Thanksgiving is a classic American holiday, but it’s also quintessentially Jewish—nothing is more Jewish than taking time out to feel gratitude and say “thank you” for all our blessings. Here are five ways to tap into Jewish wisdom to enhance your Thanksgiving.
1. Bless your children.
At Jewish festivals, it’s common for parents to bless their children; try incorporating this at your Thanksgiving table. Blessings can either follow a traditional Jewish format, or reflect your own thoughts. Singing after a meal is another Jewish custom that enhances the moment, letting everyone at the table revel in each other’s company for a little while longer.
2. Choose symbolic foods
You can look to a recent Jewish holiday that featured festive meals for ideas: On Rosh Hashanah, it’s customary to eat symbolic foods that convey our hopes and wishes for the New Year. Carrots represent gold and wealth, for instance, and pomegranates reflect our hope that we’ll be as full of mitzvot as a pomegranate is full of seeds. Spend some time thinking of what your hopes are, and consider choosing foods that convey those ideals.
3. Borrow from Passover
Despite being time consuming and even difficult, Passover remains the most-widely celebrated of Jewish holidays. Why? Many Jews point to the introspection and discussions that the Passover seder, with its many questions and quotes, inspires. Borrowing a few tips from Passover’s playbook can help jump-start some meaningful conversation at our Thanksgiving table, too.
Consider spending a few minutes pondering Jewish views of thanks. One possibility: The Hebrew word for “thanks” (todah) is related to the Hebrew word for “praise” (hodu); why would this be? (To add a truly Thanksgiving-esque twist, hodu is also the Hebrew word for turkey!)
5. Learn your family’s story
With relatives in town for Thanksgiving, one powerful way to take advantage of all that togetherness is to get to know your family’s history. According to a study done by Emory psychology professor Marshall Duke and his wife Sarah, a child psychologist, kids who were more familiar with their family’s history rated higher in terms of happiness and overall psychological health.

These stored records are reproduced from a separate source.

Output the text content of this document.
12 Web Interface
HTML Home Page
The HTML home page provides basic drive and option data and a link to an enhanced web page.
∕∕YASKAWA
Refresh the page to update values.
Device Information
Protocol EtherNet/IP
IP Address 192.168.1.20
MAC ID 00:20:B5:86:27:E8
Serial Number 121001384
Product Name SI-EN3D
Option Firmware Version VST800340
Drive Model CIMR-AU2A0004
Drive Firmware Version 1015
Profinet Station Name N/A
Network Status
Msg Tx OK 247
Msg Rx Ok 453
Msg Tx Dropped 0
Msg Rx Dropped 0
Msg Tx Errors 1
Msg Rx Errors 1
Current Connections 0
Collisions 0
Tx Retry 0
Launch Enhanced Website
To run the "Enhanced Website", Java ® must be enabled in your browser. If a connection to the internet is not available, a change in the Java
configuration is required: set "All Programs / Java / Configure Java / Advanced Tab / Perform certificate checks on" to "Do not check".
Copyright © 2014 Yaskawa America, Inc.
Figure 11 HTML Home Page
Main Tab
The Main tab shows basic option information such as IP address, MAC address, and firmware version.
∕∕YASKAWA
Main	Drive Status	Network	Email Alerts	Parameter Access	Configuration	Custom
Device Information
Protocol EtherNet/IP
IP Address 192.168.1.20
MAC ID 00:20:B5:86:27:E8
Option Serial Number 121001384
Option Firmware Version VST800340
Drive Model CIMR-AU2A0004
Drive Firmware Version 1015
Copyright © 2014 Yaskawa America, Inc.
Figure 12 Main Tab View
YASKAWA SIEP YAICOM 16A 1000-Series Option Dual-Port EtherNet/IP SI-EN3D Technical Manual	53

Even when faced with tragedy and problems, those kids who knew more about their family’s story weathered trauma better. “The answers have to do with a child’s sense of being part of a larger family,” Duke noted.

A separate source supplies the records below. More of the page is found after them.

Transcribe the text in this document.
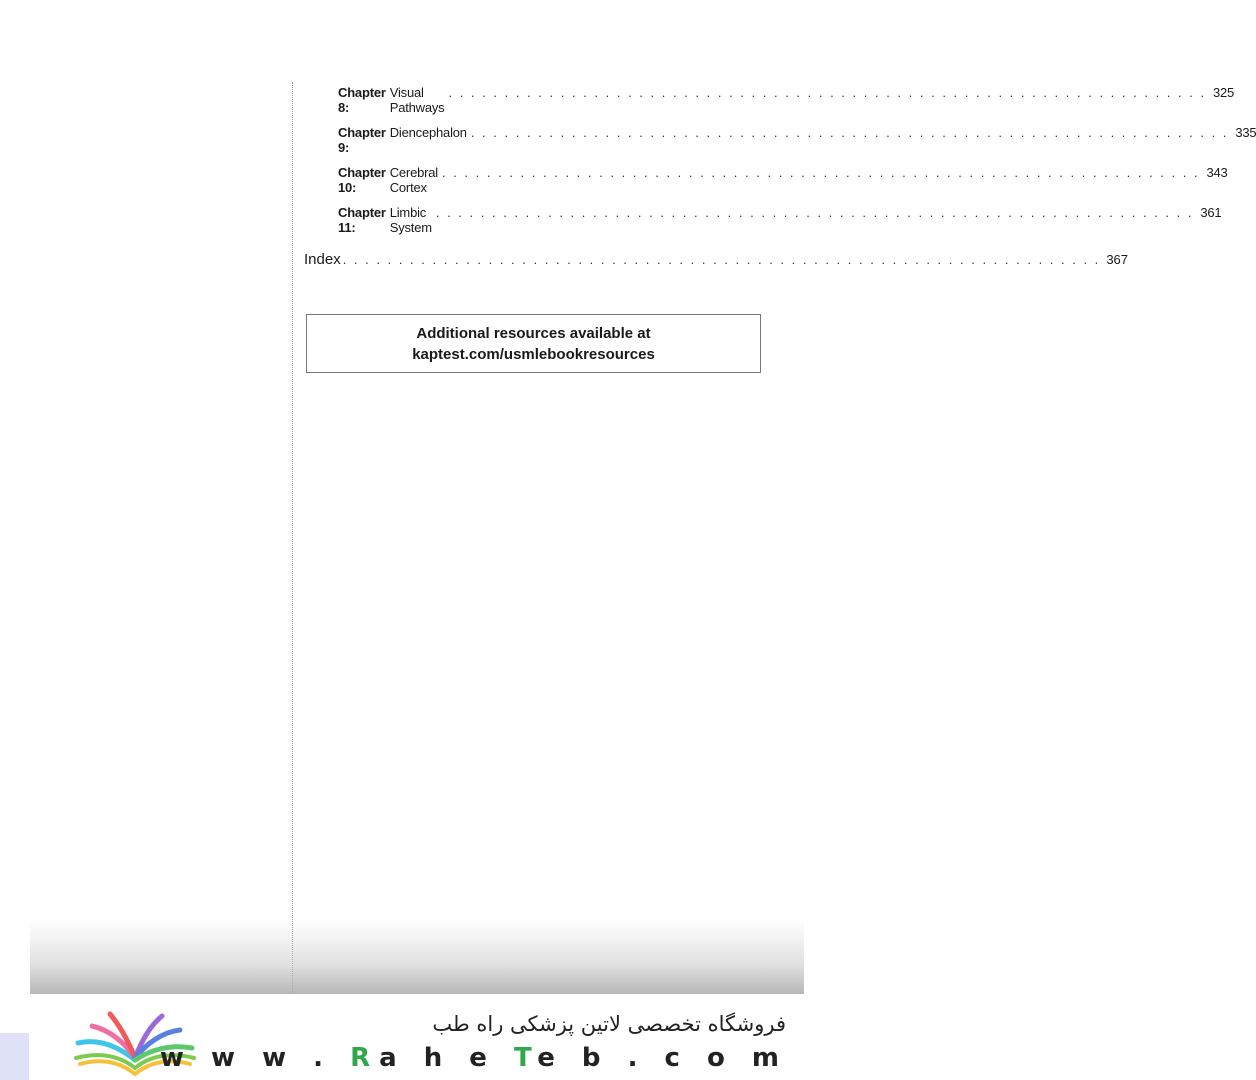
Chapter 8:
Visual Pathways
. . . . . . . . . . . . . . . . . . . . . . . . . . . . . . . . . . . . . . . . . . . . . . . . . . . . . . . . . . . . . . . . . . . . 325
Chapter 9:
Diencephalon . . . . . . . . . . . . . . . . . . . . . . . . . . . . . . . . . . . . . . . . . . . . . . . . . . . . . . . . . . . . . . . . . . . . 335
Chapter 10:
Cerebral Cortex
. . . . . . . . . . . . . . . . . . . . . . . . . . . . . . . . . . . . . . . . . . . . . . . . . . . . . . . . . . . . . . . . . . . . 343
Chapter 11:
Limbic System
. . . . . . . . . . . . . . . . . . . . . . . . . . . . . . . . . . . . . . . . . . . . . . . . . . . . . . . . . . . . . . . . . . . . 361
Index . . . . . . . . . . . . . . . . . . . . . . . . . . . . . . . . . . . . . . . . . . . . . . . . . . . . . . . . . . . . . . . . . . . . 367
Additional resources available at
kaptest.com/usmlebookresources
فروشگاه تخصصی لاتین پزشکی راه طب
w w w . Ra h e Te b . c o m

This Thanksgiving, try tapping into this powerful sense by interviewing older relatives about their lives, and giving everyone a better sense of your family’s unique trajectory.

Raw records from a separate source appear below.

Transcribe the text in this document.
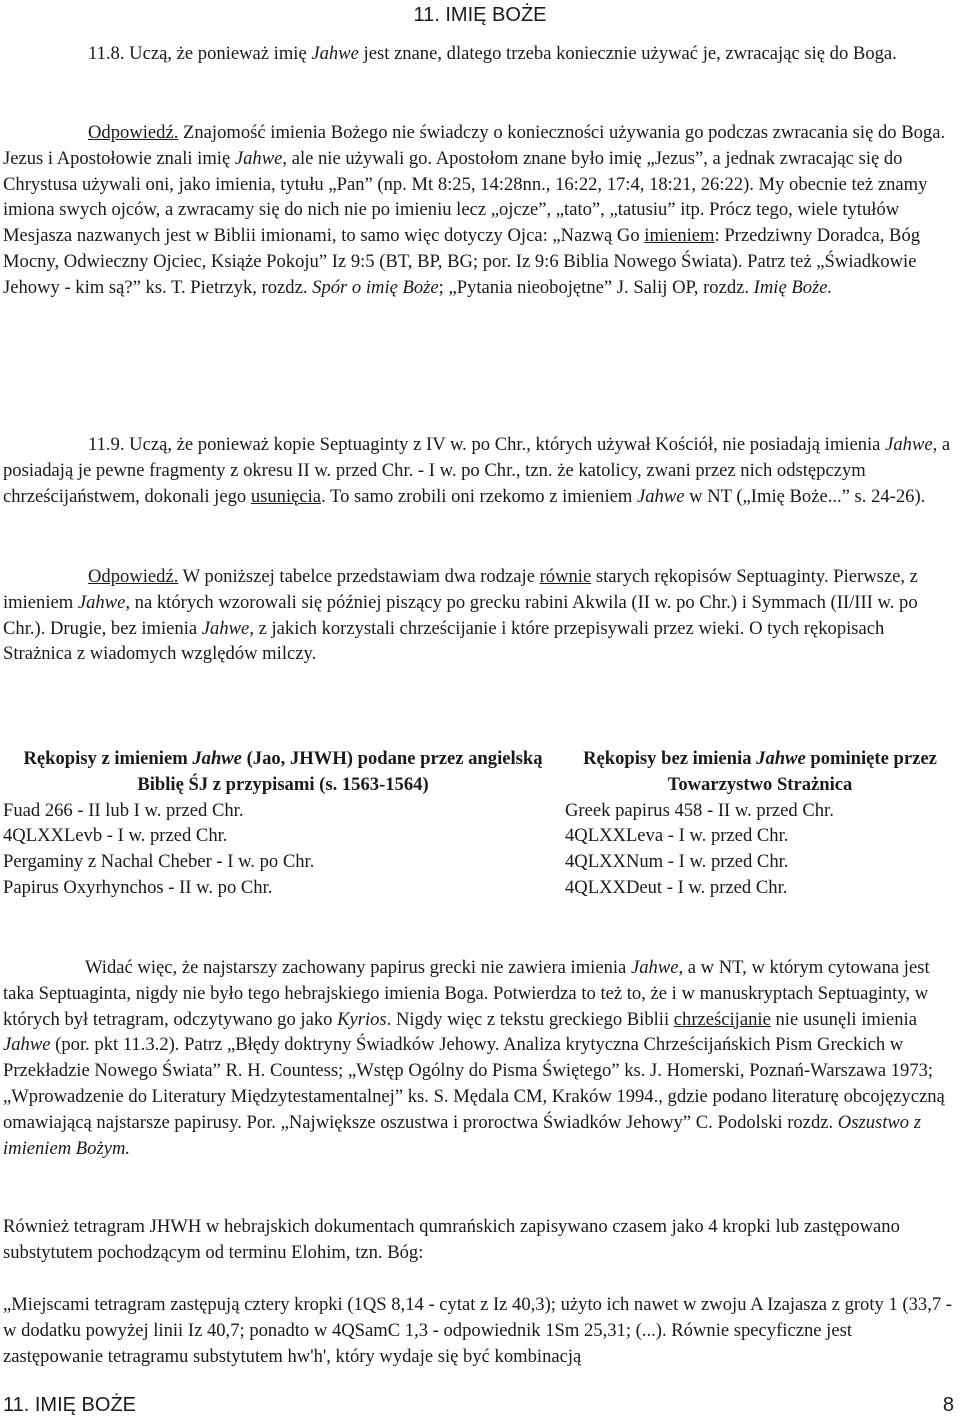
11. IMIĘ BOŻE

11.8. Uczą, że ponieważ imię Jahwe jest znane, dlatego trzeba koniecznie używać je, zwracając się do Boga.

Odpowiedź. Znajomość imienia Bożego nie świadczy o konieczności używania go podczas zwracania się do Boga. Jezus i Apostołowie znali imię Jahwe, ale nie używali go. Apostołom znane było imię „Jezus”, a jednak zwracając się do Chrystusa używali oni, jako imienia, tytułu „Pan” (np. Mt 8:25, 14:28nn., 16:22, 17:4, 18:21, 26:22). My obecnie też znamy imiona swych ojców, a zwracamy się do nich nie po imieniu lecz „ojcze”, „tato”, „tatusiu” itp. Prócz tego, wiele tytułów Mesjasza nazwanych jest w Biblii imionami, to samo więc dotyczy Ojca: „Nazwą Go imieniem: Przedziwny Doradca, Bóg Mocny, Odwieczny Ojciec, Książe Pokoju” Iz 9:5 (BT, BP, BG; por. Iz 9:6 Biblia Nowego Świata). Patrz też „Świadkowie Jehowy - kim są?” ks. T. Pietrzyk, rozdz. Spór o imię Boże; „Pytania nieobojętne” J. Salij OP, rozdz. Imię Boże.

11.9. Uczą, że ponieważ kopie Septuaginty z IV w. po Chr., których używał Kościół, nie posiadają imienia Jahwe, a posiadają je pewne fragmenty z okresu II w. przed Chr. - I w. po Chr., tzn. że katolicy, zwani przez nich odstępczym chrześcijaństwem, dokonali jego usunięcia. To samo zrobili oni rzekomo z imieniem Jahwe w NT („Imię Boże...” s. 24-26).

Odpowiedź. W poniższej tabelce przedstawiam dwa rodzaje równie starych rękopisów Septuaginty. Pierwsze, z imieniem Jahwe, na których wzorowali się później piszący po grecku rabini Akwila (II w. po Chr.) i Symmach (II/III w. po Chr.). Drugie, bez imienia Jahwe, z jakich korzystali chrześcijanie i które przepisywali przez wieki. O tych rękopisach Strażnica z wiadomych względów milczy.

Rękopisy z imieniem Jahwe (Jao, JHWH) podane przez angielską Biblię ŚJ z przypisami (s. 1563-1564)
Fuad 266 - II lub I w. przed Chr.
4QLXXLevb - I w. przed Chr.
Pergaminy z Nachal Cheber - I w. po Chr.
Papirus Oxyrhynchos - II w. po Chr.
Rękopisy bez imienia Jahwe pominięte przez Towarzystwo Strażnica
Greek papirus 458 - II w. przed Chr.
4QLXXLeva - I w. przed Chr.
4QLXXNum - I w. przed Chr.
4QLXXDeut - I w. przed Chr.

Widać więc, że najstarszy zachowany papirus grecki nie zawiera imienia Jahwe, a w NT, w którym cytowana jest taka Septuaginta, nigdy nie było tego hebrajskiego imienia Boga. Potwierdza to też to, że i w manuskryptach Septuaginty, w których był tetragram, odczytywano go jako Kyrios. Nigdy więc z tekstu greckiego Biblii chrześcijanie nie usunęli imienia Jahwe (por. pkt 11.3.2). Patrz „Błędy doktryny Świadków Jehowy. Analiza krytyczna Chrześcijańskich Pism Greckich w Przekładzie Nowego Świata” R. H. Countess; „Wstęp Ogólny do Pisma Świętego” ks. J. Homerski, Poznań-Warszawa 1973; „Wprowadzenie do Literatury Międzytestamentalnej” ks. S. Mędala CM, Kraków 1994., gdzie podano literaturę obcojęzyczną omawiającą najstarsze papirusy. Por. „Największe oszustwa i proroctwa Świadków Jehowy” C. Podolski rozdz. Oszustwo z imieniem Bożym.

Również tetragram JHWH w hebrajskich dokumentach qumrańskich zapisywano czasem jako 4 kropki lub zastępowano substytutem pochodzącym od terminu Elohim, tzn. Bóg:

„Miejscami tetragram zastępują cztery kropki (1QS 8,14 - cytat z Iz 40,3); użyto ich nawet w zwoju A Izajasza z groty 1 (33,7 - w dodatku powyżej linii Iz 40,7; ponadto w 4QSamC 1,3 - odpowiednik 1Sm 25,31; (...). Równie specyficzne jest zastępowanie tetragramu substytutem hw'h', który wydaje się być kombinacją

11. IMIĘ BOŻE	8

6. Celebrate on Friday, too!
Finally, with relatives in town and school and work on hold, consider extending your Thanksgiving break into the weekend by having a Shabbat meal together, too. Besides being a great way to use up Thanksgiving leftovers, sitting around the table on Friday night with candles, challah, and wine or grape juice can give you another chance to celebrate, to enjoy each other’s company, and to give thanks for all our many blessings all over again.